Home>

There are pages that display new images when scrolling to the bottom of the page, such as when searching for images on google.
When crawling with BeautifulSoup on these pages, you will get html with no new images displayed.

What should I do if I want to crawl with a new image?

Error message
At the stage of loading the web page, there are images that are not displayed.
I want to crawling all images (* .jpg, * .png) on ​​the page.
Applicable source code
import requests
from bs4 import BeautifulSoup
import os

if __name__ == '__main__':
    URL = "Web page URL to be crawled"
    images = []
    soup = BeautifulSoup (requests.get (URL) .content, "lxml")
    print (soup)
    for link in soup.find_all ("img"): # Get img tag and store in link
        if link.get ("src"). endswith (". jpg"): # Get src tag which is .jpg in img tag
            images.append (link.get ("src")) # Store in the images list
        elif link.get ("src"). endswith (". png"): # Get src tag which is .png in img tag
            images.append (link.get ("src")) # Store in the images list
    os.mkdir (name)
    for target in images: # put in images from target
        re = requests.get (target)
        with open (name + "/" + target.split ('/') [-1], 'wb') as f: # Store in img folder
            f.write (re.content) # Write as image data with .content

I checked if it could not be loaded before performing crawling in the BeautifulSoup function or Developer tool settings.
But I couldn't find a satisfactory answer.

Thank you very much.

Supplemental information (FW/tool version etc.)

BeautifulSoup 4.7.1
Python 3.7.3

  • Answer # 1

    Since the content is added to the bottom line, the web browser executes the JavaScript and processes the additional loading of the content, so it is necessary to interpret and process the JavaScript.

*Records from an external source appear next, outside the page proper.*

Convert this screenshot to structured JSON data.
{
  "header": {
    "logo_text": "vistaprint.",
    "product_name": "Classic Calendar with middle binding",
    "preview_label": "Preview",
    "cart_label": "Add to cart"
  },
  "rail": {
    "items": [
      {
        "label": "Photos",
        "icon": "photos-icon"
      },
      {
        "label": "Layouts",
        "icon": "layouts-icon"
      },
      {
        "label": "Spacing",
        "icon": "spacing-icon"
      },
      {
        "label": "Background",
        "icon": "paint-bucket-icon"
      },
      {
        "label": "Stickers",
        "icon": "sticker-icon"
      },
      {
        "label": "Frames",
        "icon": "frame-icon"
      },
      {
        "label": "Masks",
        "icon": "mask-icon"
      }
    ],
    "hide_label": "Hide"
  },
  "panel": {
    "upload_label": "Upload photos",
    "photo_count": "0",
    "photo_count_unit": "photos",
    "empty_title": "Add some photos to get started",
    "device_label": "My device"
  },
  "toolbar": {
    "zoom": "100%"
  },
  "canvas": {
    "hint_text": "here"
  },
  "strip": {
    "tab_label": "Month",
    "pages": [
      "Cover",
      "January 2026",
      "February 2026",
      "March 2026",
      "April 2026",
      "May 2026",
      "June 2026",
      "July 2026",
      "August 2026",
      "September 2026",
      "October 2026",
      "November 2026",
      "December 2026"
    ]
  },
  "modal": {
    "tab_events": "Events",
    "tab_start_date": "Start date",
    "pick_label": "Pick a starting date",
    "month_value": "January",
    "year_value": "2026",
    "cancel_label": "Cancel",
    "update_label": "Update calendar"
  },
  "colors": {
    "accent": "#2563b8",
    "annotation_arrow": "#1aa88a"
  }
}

    Unfortunately, BeautifulSoup cannot interpret and process JavaScript, so I think you will use Python + Selenium + Chrome.

    Obtaining infinite scrolling with Selenium is a common question here, so if you search for google, StackOverflow, etc. with keywords around "Python Selenium scrolling", you can find various similar contents. How about understanding and trying out the contents?